Um tempinho atrás, a Disney resolveu se submeter ao sucesso das novas animações em terceira dimensão (o famoso 3D) e anunciou que produziria somente animações neste estilo a partir daquele instante.
Mas nova "era" se resumiu a uma trilogia: O Galinho Chicken Little (2005), A Família do Futuro (2007) e fecha agora, no dia 1º de janeiro de 2009 em terras tupiniquins, com Bolt: O Supercão. Isso porque seu próximo filme, The Princess and the Frog, previsto para 2010, voltará ao tradicional método 2D.
Então, será que o maior estúdio de animações de todos os tempos conseguiu produzir alguma coisa boa neste novo estilo? Vamos descobrir!
Para início de conversa, diferente das animações anteriores, Bolt (em certos cinemas) é 3D pra valer. Isto é, colocar aqueles óculos "véis" estranhos e ver as paradas explodirem na tua cara. Só por isso, já vale ser assistido (eu vi o chatíssimo Beowulf só por causa dessa bodega)!
Em relação ao filme em si, a história mostra Bolt (dã! Esperava quem? Arnaldo Jabor?), um cachorrinho que é adotado por Penny. Cinco anos depois, o pai dela, sabendo que corria enorme perigo, transformou o cachorro geneticamente, fazendo-o ter superpoderes. Agora, a menina e o cãozinho precisam resgatar o papai cientista... Na verdade, não!
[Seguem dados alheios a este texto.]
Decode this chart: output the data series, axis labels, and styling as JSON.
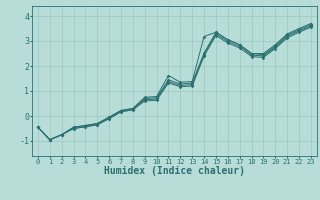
{
  "bg_color": "#b8ddd8",
  "grid_color": "#9eccc6",
  "line_color": "#2a7070",
  "xlabel": "Humidex (Indice chaleur)",
  "xlim": [
    -0.5,
    23.5
  ],
  "ylim": [
    -1.6,
    4.4
  ],
  "yticks": [
    -1,
    0,
    1,
    2,
    3,
    4
  ],
  "xticks": [
    0,
    1,
    2,
    3,
    4,
    5,
    6,
    7,
    8,
    9,
    10,
    11,
    12,
    13,
    14,
    15,
    16,
    17,
    18,
    19,
    20,
    21,
    22,
    23
  ],
  "lines": [
    {
      "x": [
        0,
        1,
        2,
        3,
        4,
        5,
        6,
        7,
        8,
        9,
        10,
        11,
        12,
        13,
        14,
        15,
        16,
        17,
        18,
        19,
        20,
        21,
        22,
        23
      ],
      "y": [
        -0.45,
        -0.95,
        -0.75,
        -0.45,
        -0.38,
        -0.3,
        -0.05,
        0.22,
        0.3,
        0.75,
        0.78,
        1.62,
        1.35,
        1.38,
        3.18,
        3.35,
        3.05,
        2.85,
        2.5,
        2.5,
        2.85,
        3.28,
        3.5,
        3.7
      ]
    },
    {
      "x": [
        0,
        1,
        2,
        3,
        4,
        5,
        6,
        7,
        8,
        9,
        10,
        11,
        12,
        13,
        14,
        15,
        16,
        17,
        18,
        19,
        20,
        21,
        22,
        23
      ],
      "y": [
        -0.45,
        -0.95,
        -0.75,
        -0.45,
        -0.38,
        -0.3,
        -0.05,
        0.22,
        0.3,
        0.7,
        0.73,
        1.45,
        1.28,
        1.32,
        2.52,
        3.35,
        3.05,
        2.85,
        2.5,
        2.45,
        2.8,
        3.23,
        3.45,
        3.65
      ]
    },
    {
      "x": [
        0,
        1,
        2,
        3,
        4,
        5,
        6,
        7,
        8,
        9,
        10,
        11,
        12,
        13,
        14,
        15,
        16,
        17,
        18,
        19,
        20,
        21,
        22,
        23
      ],
      "y": [
        -0.45,
        -0.95,
        -0.75,
        -0.5,
        -0.43,
        -0.35,
        -0.1,
        0.17,
        0.25,
        0.65,
        0.68,
        1.38,
        1.22,
        1.26,
        2.46,
        3.28,
        2.98,
        2.78,
        2.44,
        2.4,
        2.75,
        3.18,
        3.4,
        3.6
      ]
    },
    {
      "x": [
        0,
        1,
        2,
        3,
        4,
        5,
        6,
        7,
        8,
        9,
        10,
        11,
        12,
        13,
        14,
        15,
        16,
        17,
        18,
        19,
        20,
        21,
        22,
        23
      ],
      "y": [
        -0.45,
        -0.95,
        -0.75,
        -0.5,
        -0.43,
        -0.35,
        -0.1,
        0.17,
        0.25,
        0.6,
        0.63,
        1.32,
        1.17,
        1.2,
        2.4,
        3.22,
        2.92,
        2.72,
        2.38,
        2.34,
        2.7,
        3.12,
        3.35,
        3.55
      ]
    }
  ],
  "xlabel_fontsize": 7,
  "ytick_fontsize": 6,
  "xtick_fontsize": 5
}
O negócio é que os dois são astros de uma série de televisão e Bolt não sabe que sua vida na verdade é uma encenação (o diretor faz questão que ele viva aquela fantasia de forma real). Mas quando a personagem da menina é seqüestrada, ele foge do estúdio e corre para "resgatá-la".

Em outras palavras: é uma mistura de A Grande Jornada com O Show de Truman. Mesmo assim, o roteiro é muito interessante. Souberam usar muito bem a metalinguagem proposta neste filme!
Bolt até que possui bastante cenas de ação, mas nenhuma se compara à primeira, que mostra como é o seriado (me lembrou bastante Os Incríveis. Coincidência?).
Mesmo sendo uma animação infantil, o humor é mais presente nos diálogos (principalmente entre os animais), que ficaram excelentes. Tanto crianças quanto adultos irão rir com eles.
Além disso, Rhino, o hamster fanboy, é um personagem extremamente foda! Eu ri com todas as falas dele e, em certos momentos, ele me lembrou alguns leitores que comentam neste blog.

Só achei dois defeitos:
É algo um pouco hipócrita (ou irônico, escolha a definição que preferir) a Disney criticar os estúdios que usam crianças e animais em seus programas. Porém, a própria cria da Disney, Hanna Montana (sei lá o nome verdadeiro da guria), que não passa de uma adolescente, dubla esta animação no original. Ou falta óleo de peroba ou sabem rir de si mesmos.
E o final dá uma forçada na amizade, mas cara... É desenho pra criança! Se abstrair, não vai influenciar em nada sua diversão.
Concluindo, por causa do tema "super-heroístico", você não precisa de uma desculpa para assisti-lo, mas se tiver um priminho, sobrinho ou irmãozinho, uma boa pedida para estas férias de início de ano é Bolt. Eu não sabia o que esperar, e se tornou uma grande supresa.
E, sinceramente? Se é pra ver filme de cachorro, é melhor isso do que Marley & Eu.